Import values increased, mainly from China and Europe, leading to a trade deficit. In March, exports are expected to decline due to the high base effect, but exports related to military drills may offset this decline. SCB EIC forecasts a 3.1% export growth for 2024, lower than previous estimates, citing challenges in adapting to changing global demand patterns.
The signal of Thai export recovery has slowed in the short term as the value of Thai exports in February 2024 only increased by 3.6%YOY compared to the previous year. This growth rate is considerably lower than the 10% growth seen in the prior month. Exports of agricultural and manufacturing products stalled, while agro-industrial, mining, and fuel products experienced contraction, indicating signs of a slowing short-term recovery.
Exports to key destinations showed uneven growth, with exports to the US and Switzerland experiencing robust expansions, while exports to China, Japan, and the Middle East contracted.
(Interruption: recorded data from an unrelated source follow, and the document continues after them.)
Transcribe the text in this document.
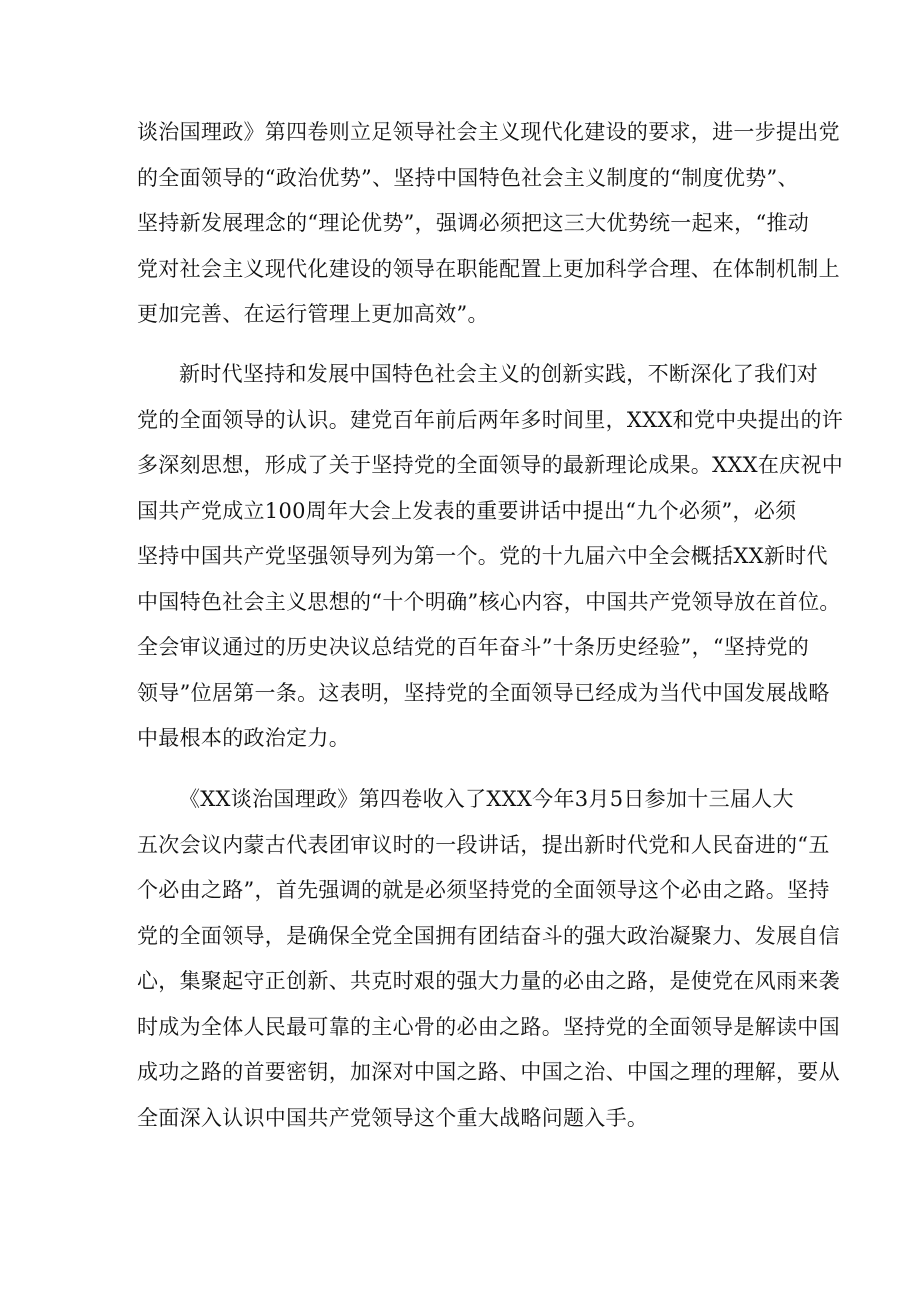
谈治国理政》第四卷则立足领导社会主义现代化建设的要求，进一步提出党
的全面领导的“政治优势”、坚持中国特色社会主义制度的“制度优势”、
坚持新发展理念的“理论优势”，强调必须把这三大优势统一起来，“推动
党对社会主义现代化建设的领导在职能配置上更加科学合理、在体制机制上
更加完善、在运行管理上更加高效”。
新时代坚持和发展中国特色社会主义的创新实践，不断深化了我们对
党的全面领导的认识。建党百年前后两年多时间里，XXX和党中央提出的许
多深刻思想，形成了关于坚持党的全面领导的最新理论成果。XXX在庆祝中
国共产党成立100周年大会上发表的重要讲话中提出“九个必须”，必须
坚持中国共产党坚强领导列为第一个。党的十九届六中全会概括XX新时代
中国特色社会主义思想的“十个明确”核心内容，中国共产党领导放在首位。
全会审议通过的历史决议总结党的百年奋斗”十条历史经验”，“坚持党的
领导”位居第一条。这表明，坚持党的全面领导已经成为当代中国发展战略
中最根本的政治定力。
《XX谈治国理政》第四卷收入了XXX今年3月5日参加十三届人大
五次会议内蒙古代表团审议时的一段讲话，提出新时代党和人民奋进的“五
个必由之路”，首先强调的就是必须坚持党的全面领导这个必由之路。坚持
党的全面领导，是确保全党全国拥有团结奋斗的强大政治凝聚力、发展自信
心，集聚起守正创新、共克时艰的强大力量的必由之路，是使党在风雨来袭
时成为全体人民最可靠的主心骨的必由之路。坚持党的全面领导是解读中国
成功之路的首要密钥，加深对中国之路、中国之治、中国之理的理解，要从
全面深入认识中国共产党领导这个重大战略问题入手。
The trade deficit persisted as imports of capital and consumer goods increased, mainly from Europe and China.
SCB EIC anticipates a decline in merchandise exports in March 2024 due to the high base effect from the previous year. Despite recovery in global manufacturing conditions, exports may contract, with exports of weaponry for overseas military drills potentially mitigating the decline. SCB EIC expects export growth to improve in 2024, driven by improving global trade volume and manufacturing sector conditions, although the forecast has been revised down to 3.1% due to external factors affecting global trade.